As we already know, the rapid and uncontrollable spread of the Coronavirus worldwide, combined with its severity, caused the World Health Organization (WHO) to characterize the situation as a pandemic on March 11, 2020. Since then, an increasingly intense effort has been made by health associations and public authorities to contain the advance and spread of the virus.
Physical activity and immunological response
Faced with the threat that the virus poses to people’s health, it is encouraged to maintain a good level of physical activity as part of the protective measures to combat the Coronavirus; Good health is essential during this period of confrontation. The practice of moderate physical activity improves the immune system and also contributes to the protection and fight against chronic diseases, which can worsen as a consequence of the Coronavirus.
The mechanism for improving the defense of our body can be achieved as a result of regular physical activity, it promotes an increase in lymphocytes, cells called “natural killers”. The natural killer cell has the function of destroying tumors or virus-infected cells.
In addition, physical activity promotes stress reduction, since our body works harmoniously, making interrelationships between the nervous, endocrine, and immune systems. The reduction of stress makes the body stronger and less susceptible to various diseases.
Sedentarism is a risk factor
In times of home confinement, the population tends to adopt an extremely sedentary routine, this favors an increase of weight gain in the body, favoring the emergence of comorbidities associated with greater cardiovascular risk, such as obesity, increased blood pressure, glucose intolerance, as well as anxiety and depression. Sedentary behavior, whether sitting, watching television, or simply spending time in front of electronic devices, has been linked to an increase of body weight in all ages, causing a considerable increase in the risk of cardiovascular mortality.

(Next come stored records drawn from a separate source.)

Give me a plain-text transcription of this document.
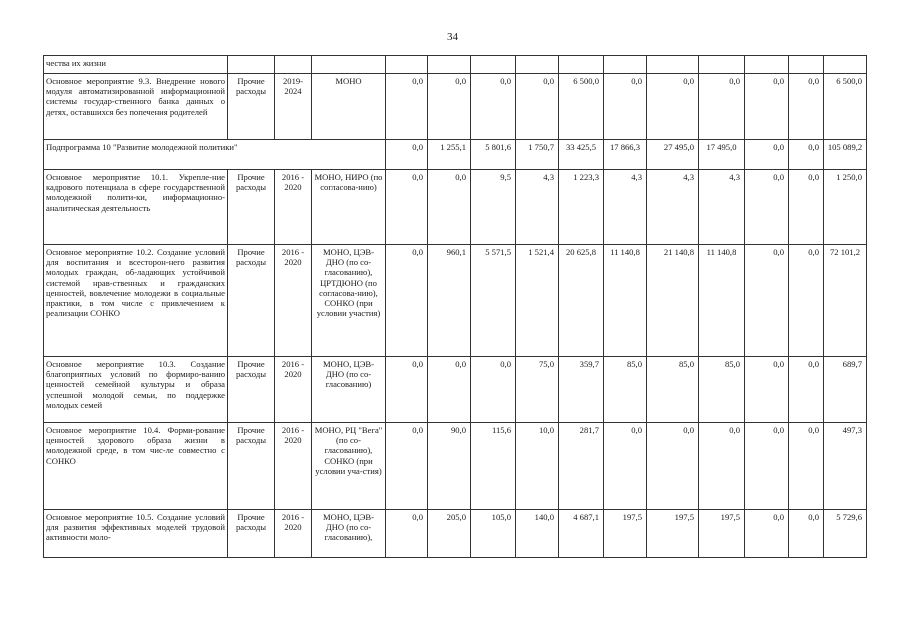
34
чества их жизни														
Основное мероприятие 9.3. Внедрение нового модуля автоматизированной информационной системы государ-ственного банка данных о детях, оставшихся без попечения родителей	Прочие расходы	2019-2024	МОНО	0,0	0,0	0,0	0,0	6 500,0	0,0	0,0	0,0	0,0	0,0	6 500,0
Подпрограмма 10 "Развитие молодежной политики"				0,0	1 255,1	5 801,6	1 750,7	33 425,5	17 866,3	27 495,0	17 495,0	0,0	0,0	105 089,2
Основное мероприятие 10.1. Укрепле-ние кадрового потенциала в сфере государственной молодежной полити-ки, информационно-аналитическая деятельность	Прочие расходы	2016 - 2020	МОНО, НИРО (по согласова-нию)	0,0	0,0	9,5	4,3	1 223,3	4,3	4,3	4,3	0,0	0,0	1 250,0
Основное мероприятие 10.2. Создание условий для воспитания и всесторон-него развития молодых граждан, об-ладающих устойчивой системой нрав-ственных и гражданских ценностей, вовлечение молодежи в социальные практики, в том числе с привлечением к реализации СОНКО	Прочие расходы	2016 - 2020	МОНО, ЦЭВ-ДНО (по со-гласованию), ЦРТДЮНО (по согласова-нию), СОНКО (при условии участия)	0,0	960,1	5 571,5	1 521,4	20 625,8	11 140,8	21 140,8	11 140,8	0,0	0,0	72 101,2
Основное мероприятие 10.3. Создание благоприятных условий по формиро-ванию ценностей семейной культуры и образа успешной молодой семьи, по поддержке молодых семей	Прочие расходы	2016 - 2020	МОНО, ЦЭВ-ДНО (по со-гласованию)	0,0	0,0	0,0	75,0	359,7	85,0	85,0	85,0	0,0	0,0	689,7
Основное мероприятие 10.4. Форми-рование ценностей здорового образа жизни в молодежной среде, в том чис-ле совместно с СОНКО	Прочие расходы	2016 - 2020	МОНО, РЦ "Вега" (по со-гласованию), СОНКО (при условии уча-стия)	0,0	90,0	115,6	10,0	281,7	0,0	0,0	0,0	0,0	0,0	497,3
Основное мероприятие 10.5. Создание условий для развития эффективных моделей трудовой активности моло-	Прочие расходы	2016 - 2020	МОНО, ЦЭВ-ДНО (по со-гласованию),	0,0	205,0	105,0	140,0	4 687,1	197,5	197,5	197,5	0,0	0,0	5 729,6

An analysis published by the World Bank on 26 August found that obesity not only increases the risk of death in patients with COVID-19 by almost 50%, but it also limits the effectiveness of a coronavirus vaccine.
It is also noted that the risk of infection by the coronavirus to the upper respiratory tract is potentially greater to those with an immune system deficiency. These risks as well as cardiovascular diseases and mortality are reduced by following and maintaining a physically active lifestyle.
Physical activity as disease prevention
Admittedly robust scientific evidence has shown that regular practice of physical activity is preventively associated with the most varied causes of mortality. More than gaining muscle mass or losing fat, the role of physical exercise in cognitive functions and regulation of emotions seems to be increasingly relevant.
Hormones such as serotonin, oxytocin, dopamine, and endorphin, also known as the “happiness hormones” are produced by the body itself and released in specific situations, such as sports. These hormones can promote well-being, joy, and even avoid and threatening diseases, such as depression. According to the World Health Organization (WHO), 300 million people suffer from depression worldwide. It is essential to stimulate the production of these hormones in the body to prevent diseases especially during these times of the coronavirus.
Given all these benefits, the main tip is to keep moving. Remember that the longer you stay seated in your daily routine, the greater the chances are of directly harming your health, both physically and mentally.
Recommendations and frequency of the practice of physical activity according to WHO
- Adults (18 – 64 years old): should do at least 150 minutes of moderate-intensity aerobic physical activity (about 20 minutes a day) or at least 75 minutes of vigorous, intense physical activity a week (about 10 minutes) per day).
- Children and teenagers (5 – 17 years old): should accumulate at least 60 minutes of moderate- to vigorous-intensity physical activity daily.
- perform pleasurable activities, making space in your home specifically for exercising, this could also be outdoor spaces, such as parks if allowed;
- playing and exercising with children, adolescents, and pets, think of games you played as a child that promote higher expenditure of energy than the resting condition;
- set aside time for stretching, relaxation, and meditation activities;
- avoid sedentary behavior, alternating times between sitting or lying down with periods of physical activity, reducing the time of using electronic devices;
If you consider yourself an inactive person who is not in the habit of engaging in physical activity, start by relating it as something pleasurable, something that will have an extremely beneficial effect on your life in the long run. If physical activity is related to something unpleasant, tiring, or even boring, you will already have a negative feeling in advance and will not allow yourself to enjoy it. If you find no pleasure in exercising then focus on creating long-term goals. Sticking to a routine will decrease your chances of giving up.
On days when I am discouraged, a tactic that I use is to look for people who inspire me on social media. People who live a healthy lifestyle, despite having busy schedules and countless other priorities. Believe me, seeing the profiles of these people working for their goals and creating habits for a healthier life encourages me to try new activities pushing me out of my comfort zone. If this tactic helps me, it can help you too!
Always remember the reason why you start doing a certain activity and insist! Prevention is the best way to maintain health and avoid future complications.
Our body is our temple, we need to take care of it, because if you don’t take care of your body, where will you live?